第5章 酒店登記記錄上的名字
那天晚上我沒有睡好,腦子裡反覆轉著那間北站附近的短租公寓。第二天一早我就醒了,天還沒亮透,窗外是那種剛脫離黑夜還沒完全過渡到清晨的灰藍色。我躺在床上盯著天花板看了一會兒,然後坐起來給何岸發了一條消息:「劉文遠名下那套北站附近的短租公寓,最近半年的入住登記記錄你能查到嗎?」發出去之後我下床洗了把臉換了衣服,在廚房燒水的時候手機亮了,何岸回了一條:「那個公寓掛的是短租平台,入住記錄不一定在系統里。但我可以試試從物業那邊的進出記錄里找。給我半天時間。」
我回了一個好字,端著水杯走到窗邊。今天沒有出門的計劃,我需要把現有的信息全部整理一遍。我拉開窗簾,陽光從外面照進來,光線比前幾天明亮了很多。我在沙發上坐下來,把手機里所有的截圖、文件、記錄重新按時間順序排列。從陳敏墜樓前半年開始,鄭文斌第一次出現在劉文遠的諮詢記錄里,然後是聚餐那張合照里他站在陰影里拍她,再往下是陳敏開始聯繫何岸,然後是周野手機里的屏保變成張薇的背影,張薇搬進一單元一樓,陳敏去退戒指,陳敏墜樓。每一條記錄旁邊都標註了相應的線索來源。當我把它們全部攤開的時候,有幾個日期之間出現了明顯的空檔——陳敏墜樓前兩周到前一周之間,幾乎所有記錄都是空的。
那段空檔里發生了什麼?我翻了一遍陳敏的備忘錄、聊天記錄和相冊,那個時間段里她幾乎什麼都沒寫、什麼都沒拍。唯一的一條痕跡是一張被刪掉的照片記錄,在手機回收站里。我點開回收站,那張被刪掉的照片顯示的是一個手機屏幕的截圖,背景很暗,屏幕上顯示著一串號碼。那串號碼的歸屬人我現在認得——劉文遠。她把這張截圖刪掉了,但她刪掉之前已經存了一段時間。為什麼要刪?也許她意識到留這張截圖會暴露她跟劉文遠之間的聯繫,所以她把它從相冊里清除了,但清除之前它已經被系統自動備份過。我打開手機備份文件夾,在三個月前的備份數據里找到了那張截圖的原始文件。截圖上的號碼旁邊有一段備註,只有兩個字:「醫生。」她把劉文遠的號碼存成了「醫生」,但她當時並沒有主動聯繫過他,她還在查他的階段。
到了下午兩點多,何岸的消息進來了:「北站那間公寓的進出記錄我從物業那邊拍到了。最近三個月里,有一個名字出現了六次。最後一次是在陳敏墜樓後第二天。」我看著他發來的那張翻拍照片,物業登記表的簽名欄上是一個潦草的手寫體,筆畫收尾處有一個短促的頓筆,往左上挑。這個簽名風格我在李國棟家的訪客登記表上見過——方庭的簽名。他不僅在法醫中心那邊清理物證,還親自去北站那間公寓見了劉文遠。陳敏墜樓後第二天,方庭去了那間公寓,那正是他從李國棟家離開之後的下午。他一天之內跑了兩個地方,把前後兩端的口子都封了一遍。
我盯著那個簽名看了很久,然後把手機放下走到窗邊站了一會兒。外面的天很藍,有幾朵低低的雲,風把路邊樹的葉子吹得翻起來。樓下還是沒有人,安靜的。我拿出手機給宋知遙發了一條消息:「方庭去過北站那間公寓。陳敏死後第二天。
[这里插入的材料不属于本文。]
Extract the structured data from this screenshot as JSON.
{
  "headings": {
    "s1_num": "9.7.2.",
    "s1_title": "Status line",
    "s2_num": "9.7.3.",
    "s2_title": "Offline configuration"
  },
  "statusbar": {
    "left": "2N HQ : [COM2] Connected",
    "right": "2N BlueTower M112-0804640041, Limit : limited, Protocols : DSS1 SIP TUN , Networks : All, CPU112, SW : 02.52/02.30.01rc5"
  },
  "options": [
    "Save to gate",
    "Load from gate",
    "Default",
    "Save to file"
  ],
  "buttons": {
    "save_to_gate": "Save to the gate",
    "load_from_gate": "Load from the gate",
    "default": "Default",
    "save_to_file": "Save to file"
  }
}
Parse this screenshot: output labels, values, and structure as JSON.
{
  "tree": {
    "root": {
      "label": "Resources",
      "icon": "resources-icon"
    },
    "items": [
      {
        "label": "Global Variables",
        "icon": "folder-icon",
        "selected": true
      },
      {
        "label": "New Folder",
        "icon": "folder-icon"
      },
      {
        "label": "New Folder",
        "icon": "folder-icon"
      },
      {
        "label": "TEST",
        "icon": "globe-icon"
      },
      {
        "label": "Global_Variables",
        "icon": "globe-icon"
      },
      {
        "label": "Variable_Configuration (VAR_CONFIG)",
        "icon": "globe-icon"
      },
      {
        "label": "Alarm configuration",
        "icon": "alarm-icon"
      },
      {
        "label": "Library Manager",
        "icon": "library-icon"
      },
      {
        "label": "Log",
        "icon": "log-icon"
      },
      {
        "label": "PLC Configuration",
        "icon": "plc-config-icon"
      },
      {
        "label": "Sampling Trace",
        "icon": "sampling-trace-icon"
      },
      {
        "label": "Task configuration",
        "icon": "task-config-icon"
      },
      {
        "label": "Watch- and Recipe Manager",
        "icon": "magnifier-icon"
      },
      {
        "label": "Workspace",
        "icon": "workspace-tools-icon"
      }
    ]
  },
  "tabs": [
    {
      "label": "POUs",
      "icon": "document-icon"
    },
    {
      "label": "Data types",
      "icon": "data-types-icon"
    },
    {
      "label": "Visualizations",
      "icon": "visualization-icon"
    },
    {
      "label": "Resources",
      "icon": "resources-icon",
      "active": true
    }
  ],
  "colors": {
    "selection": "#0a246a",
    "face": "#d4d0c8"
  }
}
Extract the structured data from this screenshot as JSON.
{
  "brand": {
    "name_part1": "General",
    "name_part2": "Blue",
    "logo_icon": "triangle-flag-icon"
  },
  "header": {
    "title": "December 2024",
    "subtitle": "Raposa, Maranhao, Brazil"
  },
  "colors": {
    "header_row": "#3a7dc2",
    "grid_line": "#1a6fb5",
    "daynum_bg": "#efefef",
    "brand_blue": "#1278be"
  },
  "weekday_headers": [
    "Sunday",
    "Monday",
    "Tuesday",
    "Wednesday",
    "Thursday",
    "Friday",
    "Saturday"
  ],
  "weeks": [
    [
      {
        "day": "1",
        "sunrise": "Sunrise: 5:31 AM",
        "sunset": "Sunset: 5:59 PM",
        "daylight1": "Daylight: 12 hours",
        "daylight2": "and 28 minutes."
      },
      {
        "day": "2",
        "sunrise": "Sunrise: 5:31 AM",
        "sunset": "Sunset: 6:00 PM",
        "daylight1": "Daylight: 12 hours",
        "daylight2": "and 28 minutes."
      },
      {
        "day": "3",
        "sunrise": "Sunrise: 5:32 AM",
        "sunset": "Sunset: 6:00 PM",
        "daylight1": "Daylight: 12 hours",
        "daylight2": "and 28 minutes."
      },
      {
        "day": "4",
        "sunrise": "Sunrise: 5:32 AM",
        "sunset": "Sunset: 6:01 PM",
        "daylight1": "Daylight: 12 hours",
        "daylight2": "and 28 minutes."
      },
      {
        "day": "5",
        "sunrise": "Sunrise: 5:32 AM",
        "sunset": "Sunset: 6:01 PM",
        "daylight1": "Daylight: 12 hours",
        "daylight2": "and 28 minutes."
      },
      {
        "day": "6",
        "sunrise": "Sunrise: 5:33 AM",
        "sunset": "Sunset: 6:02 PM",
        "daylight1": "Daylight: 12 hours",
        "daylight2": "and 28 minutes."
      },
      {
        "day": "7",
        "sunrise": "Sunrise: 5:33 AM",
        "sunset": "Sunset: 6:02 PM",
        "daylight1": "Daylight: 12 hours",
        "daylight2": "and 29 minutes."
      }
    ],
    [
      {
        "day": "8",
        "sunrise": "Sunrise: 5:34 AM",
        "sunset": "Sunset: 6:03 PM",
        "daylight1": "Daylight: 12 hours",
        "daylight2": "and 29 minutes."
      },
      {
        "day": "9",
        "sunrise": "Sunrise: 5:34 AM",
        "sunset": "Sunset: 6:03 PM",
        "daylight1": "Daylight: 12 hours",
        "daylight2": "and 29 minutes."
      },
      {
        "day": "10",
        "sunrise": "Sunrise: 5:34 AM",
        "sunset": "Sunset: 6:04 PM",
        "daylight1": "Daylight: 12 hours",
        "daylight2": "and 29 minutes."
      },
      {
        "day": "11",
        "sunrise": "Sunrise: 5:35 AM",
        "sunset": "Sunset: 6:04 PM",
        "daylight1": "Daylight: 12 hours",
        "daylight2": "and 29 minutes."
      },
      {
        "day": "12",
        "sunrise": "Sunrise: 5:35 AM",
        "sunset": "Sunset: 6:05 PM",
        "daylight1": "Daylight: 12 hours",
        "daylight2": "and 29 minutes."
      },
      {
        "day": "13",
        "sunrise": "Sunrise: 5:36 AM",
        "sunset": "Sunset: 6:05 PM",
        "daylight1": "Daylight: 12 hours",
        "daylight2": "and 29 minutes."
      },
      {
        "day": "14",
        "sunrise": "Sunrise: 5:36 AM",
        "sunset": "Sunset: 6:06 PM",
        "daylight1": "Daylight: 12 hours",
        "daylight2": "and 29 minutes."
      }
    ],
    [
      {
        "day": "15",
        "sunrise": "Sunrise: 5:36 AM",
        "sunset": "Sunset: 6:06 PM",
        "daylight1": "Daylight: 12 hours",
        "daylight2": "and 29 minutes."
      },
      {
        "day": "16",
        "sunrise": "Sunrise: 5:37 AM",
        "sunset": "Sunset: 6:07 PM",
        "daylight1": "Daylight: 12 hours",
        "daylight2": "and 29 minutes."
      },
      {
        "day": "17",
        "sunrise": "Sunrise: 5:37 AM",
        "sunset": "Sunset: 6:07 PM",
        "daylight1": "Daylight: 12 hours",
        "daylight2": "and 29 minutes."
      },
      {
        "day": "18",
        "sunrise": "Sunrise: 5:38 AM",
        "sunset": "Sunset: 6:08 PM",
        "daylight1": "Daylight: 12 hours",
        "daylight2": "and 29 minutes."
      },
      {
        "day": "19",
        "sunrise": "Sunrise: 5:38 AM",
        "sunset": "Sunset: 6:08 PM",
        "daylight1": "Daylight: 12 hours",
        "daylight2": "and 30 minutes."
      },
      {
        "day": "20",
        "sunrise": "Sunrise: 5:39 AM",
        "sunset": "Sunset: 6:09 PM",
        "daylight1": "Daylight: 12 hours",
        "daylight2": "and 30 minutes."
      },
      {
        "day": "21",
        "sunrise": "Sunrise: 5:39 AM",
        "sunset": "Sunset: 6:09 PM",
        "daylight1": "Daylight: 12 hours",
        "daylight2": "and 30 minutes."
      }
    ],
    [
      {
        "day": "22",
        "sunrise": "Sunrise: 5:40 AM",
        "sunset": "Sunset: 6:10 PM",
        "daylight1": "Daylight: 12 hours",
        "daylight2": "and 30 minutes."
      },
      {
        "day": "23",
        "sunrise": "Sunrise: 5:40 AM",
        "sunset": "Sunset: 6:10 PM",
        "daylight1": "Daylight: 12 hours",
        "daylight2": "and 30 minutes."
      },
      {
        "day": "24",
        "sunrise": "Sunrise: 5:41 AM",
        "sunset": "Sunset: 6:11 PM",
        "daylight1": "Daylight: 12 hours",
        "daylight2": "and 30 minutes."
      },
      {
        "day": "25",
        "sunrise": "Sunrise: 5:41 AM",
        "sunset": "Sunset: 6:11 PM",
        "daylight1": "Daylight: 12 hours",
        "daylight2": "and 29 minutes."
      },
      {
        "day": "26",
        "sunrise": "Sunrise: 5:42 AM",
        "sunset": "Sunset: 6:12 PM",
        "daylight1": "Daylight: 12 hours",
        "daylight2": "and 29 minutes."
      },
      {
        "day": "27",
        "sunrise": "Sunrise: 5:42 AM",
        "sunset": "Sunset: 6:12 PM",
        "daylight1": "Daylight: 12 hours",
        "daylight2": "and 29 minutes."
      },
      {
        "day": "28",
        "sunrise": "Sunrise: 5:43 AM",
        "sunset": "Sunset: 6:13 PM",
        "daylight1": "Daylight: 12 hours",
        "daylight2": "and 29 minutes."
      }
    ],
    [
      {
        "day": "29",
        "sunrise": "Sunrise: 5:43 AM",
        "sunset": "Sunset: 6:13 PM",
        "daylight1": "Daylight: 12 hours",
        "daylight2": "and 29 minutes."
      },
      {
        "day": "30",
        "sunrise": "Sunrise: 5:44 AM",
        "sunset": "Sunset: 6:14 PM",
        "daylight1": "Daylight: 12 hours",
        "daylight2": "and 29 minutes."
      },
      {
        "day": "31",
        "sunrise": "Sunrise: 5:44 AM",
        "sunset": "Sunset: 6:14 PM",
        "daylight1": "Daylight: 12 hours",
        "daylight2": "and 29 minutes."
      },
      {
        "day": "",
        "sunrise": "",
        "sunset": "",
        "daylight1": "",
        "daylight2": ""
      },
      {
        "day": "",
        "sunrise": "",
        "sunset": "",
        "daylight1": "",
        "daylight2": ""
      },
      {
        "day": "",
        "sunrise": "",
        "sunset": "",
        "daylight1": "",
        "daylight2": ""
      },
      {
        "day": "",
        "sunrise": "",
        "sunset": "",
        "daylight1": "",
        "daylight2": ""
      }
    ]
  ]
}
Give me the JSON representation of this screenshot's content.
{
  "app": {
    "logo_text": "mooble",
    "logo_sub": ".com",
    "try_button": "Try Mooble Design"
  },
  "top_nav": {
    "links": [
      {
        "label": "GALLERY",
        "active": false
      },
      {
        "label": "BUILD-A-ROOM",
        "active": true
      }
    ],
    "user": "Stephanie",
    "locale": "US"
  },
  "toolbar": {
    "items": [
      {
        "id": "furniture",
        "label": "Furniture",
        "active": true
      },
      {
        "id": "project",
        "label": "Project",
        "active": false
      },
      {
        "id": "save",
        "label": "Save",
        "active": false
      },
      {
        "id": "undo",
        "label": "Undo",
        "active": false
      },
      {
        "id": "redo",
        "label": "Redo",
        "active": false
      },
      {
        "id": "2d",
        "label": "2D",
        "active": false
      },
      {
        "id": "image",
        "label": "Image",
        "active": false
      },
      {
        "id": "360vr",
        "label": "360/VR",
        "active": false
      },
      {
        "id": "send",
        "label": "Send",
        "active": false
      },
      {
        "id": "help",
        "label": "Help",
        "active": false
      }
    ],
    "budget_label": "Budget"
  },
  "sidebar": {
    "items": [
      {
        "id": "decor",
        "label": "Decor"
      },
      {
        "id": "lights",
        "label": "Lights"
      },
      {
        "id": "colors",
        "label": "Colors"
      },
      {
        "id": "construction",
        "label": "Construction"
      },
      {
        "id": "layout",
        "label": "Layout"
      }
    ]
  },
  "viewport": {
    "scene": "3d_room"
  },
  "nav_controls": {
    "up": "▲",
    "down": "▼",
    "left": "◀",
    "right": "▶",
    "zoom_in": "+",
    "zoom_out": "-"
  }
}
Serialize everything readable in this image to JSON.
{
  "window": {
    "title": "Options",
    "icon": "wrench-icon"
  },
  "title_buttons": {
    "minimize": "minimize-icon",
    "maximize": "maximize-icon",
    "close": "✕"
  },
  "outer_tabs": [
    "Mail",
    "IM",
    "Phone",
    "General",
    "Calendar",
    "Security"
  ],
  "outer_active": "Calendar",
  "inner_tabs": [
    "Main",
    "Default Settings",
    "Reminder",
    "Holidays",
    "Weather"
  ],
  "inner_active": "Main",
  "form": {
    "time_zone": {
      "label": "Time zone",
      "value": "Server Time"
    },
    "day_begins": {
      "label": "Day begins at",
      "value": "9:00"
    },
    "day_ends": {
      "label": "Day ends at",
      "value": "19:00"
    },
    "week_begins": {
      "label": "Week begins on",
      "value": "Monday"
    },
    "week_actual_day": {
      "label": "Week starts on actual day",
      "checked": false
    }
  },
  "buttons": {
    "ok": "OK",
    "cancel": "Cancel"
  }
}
」
她回了一條:「那間公寓的登記名字是劉文遠的曾用名。方庭去了那裡,說明他們之間有直接聯繫。你還記得劉文遠進物證保管室那天用的那個編外技術員的假名嗎?那個名字的姓是劉。也許他們之間的關係比我們以為的更早。」
我握著手機站在窗邊,腦子裡那根線正在收緊。方庭在陳敏墜樓後第二天去了北站公寓,而那間公寓掛的是劉文遠的名字。如果劉文遠和方庭之間是上下級關係而不是平級,那所有被清理的證據、被劃掉的備註、被調走的車輛,都在同一條命令鏈上。而劉文遠只是那個在底下執行具體動作的人。我關掉手機屏幕,把它放進外套內袋,站起來準備出門。走出小區南門的時候回頭看了一眼身後,街面上人來人往,沒有灰色外套,沒有深色車。但那種被什麼東西盯著的感覺還是貼在脖子後面,像一根被風吹起來的線,拉不斷也甩不掉。